Group sessions have received similar satisfaction ratings to the individual sessions. She added that group therapy creates more counseling availability and decreases wait times in between appointments. Keeton added that the group sessions can help individuals understand and relate to other people, improve socialization skills and find their own voices.
In addition to keeping up with increasing demand, CAPS has had to transition to an online platform.

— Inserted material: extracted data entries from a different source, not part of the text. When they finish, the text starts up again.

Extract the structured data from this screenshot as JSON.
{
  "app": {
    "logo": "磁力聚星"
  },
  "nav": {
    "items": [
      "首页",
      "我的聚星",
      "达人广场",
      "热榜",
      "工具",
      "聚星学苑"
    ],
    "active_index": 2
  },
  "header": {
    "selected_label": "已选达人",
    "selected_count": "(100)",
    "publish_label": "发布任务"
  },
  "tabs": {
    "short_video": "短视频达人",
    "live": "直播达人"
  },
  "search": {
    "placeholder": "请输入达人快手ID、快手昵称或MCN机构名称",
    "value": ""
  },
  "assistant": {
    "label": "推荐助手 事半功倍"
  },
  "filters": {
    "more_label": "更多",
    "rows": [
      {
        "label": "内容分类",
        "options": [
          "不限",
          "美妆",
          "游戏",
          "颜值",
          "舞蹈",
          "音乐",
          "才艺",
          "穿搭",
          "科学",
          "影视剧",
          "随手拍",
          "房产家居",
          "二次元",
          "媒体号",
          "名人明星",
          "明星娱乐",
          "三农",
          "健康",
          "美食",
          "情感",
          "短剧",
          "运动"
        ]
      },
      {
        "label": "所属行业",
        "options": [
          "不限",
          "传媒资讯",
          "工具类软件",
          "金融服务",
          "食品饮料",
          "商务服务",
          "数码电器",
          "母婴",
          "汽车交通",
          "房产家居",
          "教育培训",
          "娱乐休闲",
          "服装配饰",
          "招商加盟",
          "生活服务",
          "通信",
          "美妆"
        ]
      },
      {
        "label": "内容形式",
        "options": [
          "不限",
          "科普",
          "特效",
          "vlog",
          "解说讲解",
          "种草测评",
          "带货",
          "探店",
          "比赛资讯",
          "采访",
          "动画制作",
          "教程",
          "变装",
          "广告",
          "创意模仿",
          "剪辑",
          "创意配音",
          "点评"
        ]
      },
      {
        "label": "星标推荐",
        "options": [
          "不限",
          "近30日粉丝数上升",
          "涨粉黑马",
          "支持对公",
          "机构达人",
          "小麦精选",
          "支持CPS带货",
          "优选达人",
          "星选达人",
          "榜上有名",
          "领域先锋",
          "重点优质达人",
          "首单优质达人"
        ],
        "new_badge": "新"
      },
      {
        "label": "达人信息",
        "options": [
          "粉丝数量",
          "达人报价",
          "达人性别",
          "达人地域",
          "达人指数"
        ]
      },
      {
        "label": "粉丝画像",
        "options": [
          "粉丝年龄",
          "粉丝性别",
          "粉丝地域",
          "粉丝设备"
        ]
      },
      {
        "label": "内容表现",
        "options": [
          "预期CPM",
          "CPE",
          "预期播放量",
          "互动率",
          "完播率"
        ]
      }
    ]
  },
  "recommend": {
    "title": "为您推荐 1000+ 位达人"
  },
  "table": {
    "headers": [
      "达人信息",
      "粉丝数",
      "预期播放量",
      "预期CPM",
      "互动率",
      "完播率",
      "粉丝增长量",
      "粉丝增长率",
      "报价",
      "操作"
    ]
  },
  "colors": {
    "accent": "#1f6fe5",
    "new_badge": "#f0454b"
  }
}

Keeton says that these changes are here to stay and are being used to meet students needs in the future.
CAPS has a student advisory board that they use to seek insight from current students on how they can improve their current practices and methods to assist students. The center also meets with the Student Government Association (SGA) at UNC Charlotte to discuss ways in which they can acquire additional funding to assist in improving their pool of resources.
SGA Academic Affairs Committee Chairman Ross Landgraf explained how SGA is a large advocate for CAPS and how they are always searching for additional funding. This includes meeting with the Tuition and Fees Board where they can potentially “have that talk to start that research and analytics of the budget with some admin to figure out, if that money exists, where we can reallocate from.”
Diversity, Equity and Inclusion Chairman Jeremiah Williams added, “In the immediate future, we want to propose a very specific ask that will shift some funding to CAPS.” Williams reinforced Landgraf’s statement and explained how meeting with the Tuition and Fees Board is a long-term goal to reallocate funding for CAPS.
Williams was quick to commend CAPS: “I really think that they are working the best with the situation that they’re met with.” While he understands that it is difficult to be prepared for the events that have transpired in the past two years, Williams explained how important it was that Dr. Keeton and CAPS have been so willing to work with SGA to meet the increased demand.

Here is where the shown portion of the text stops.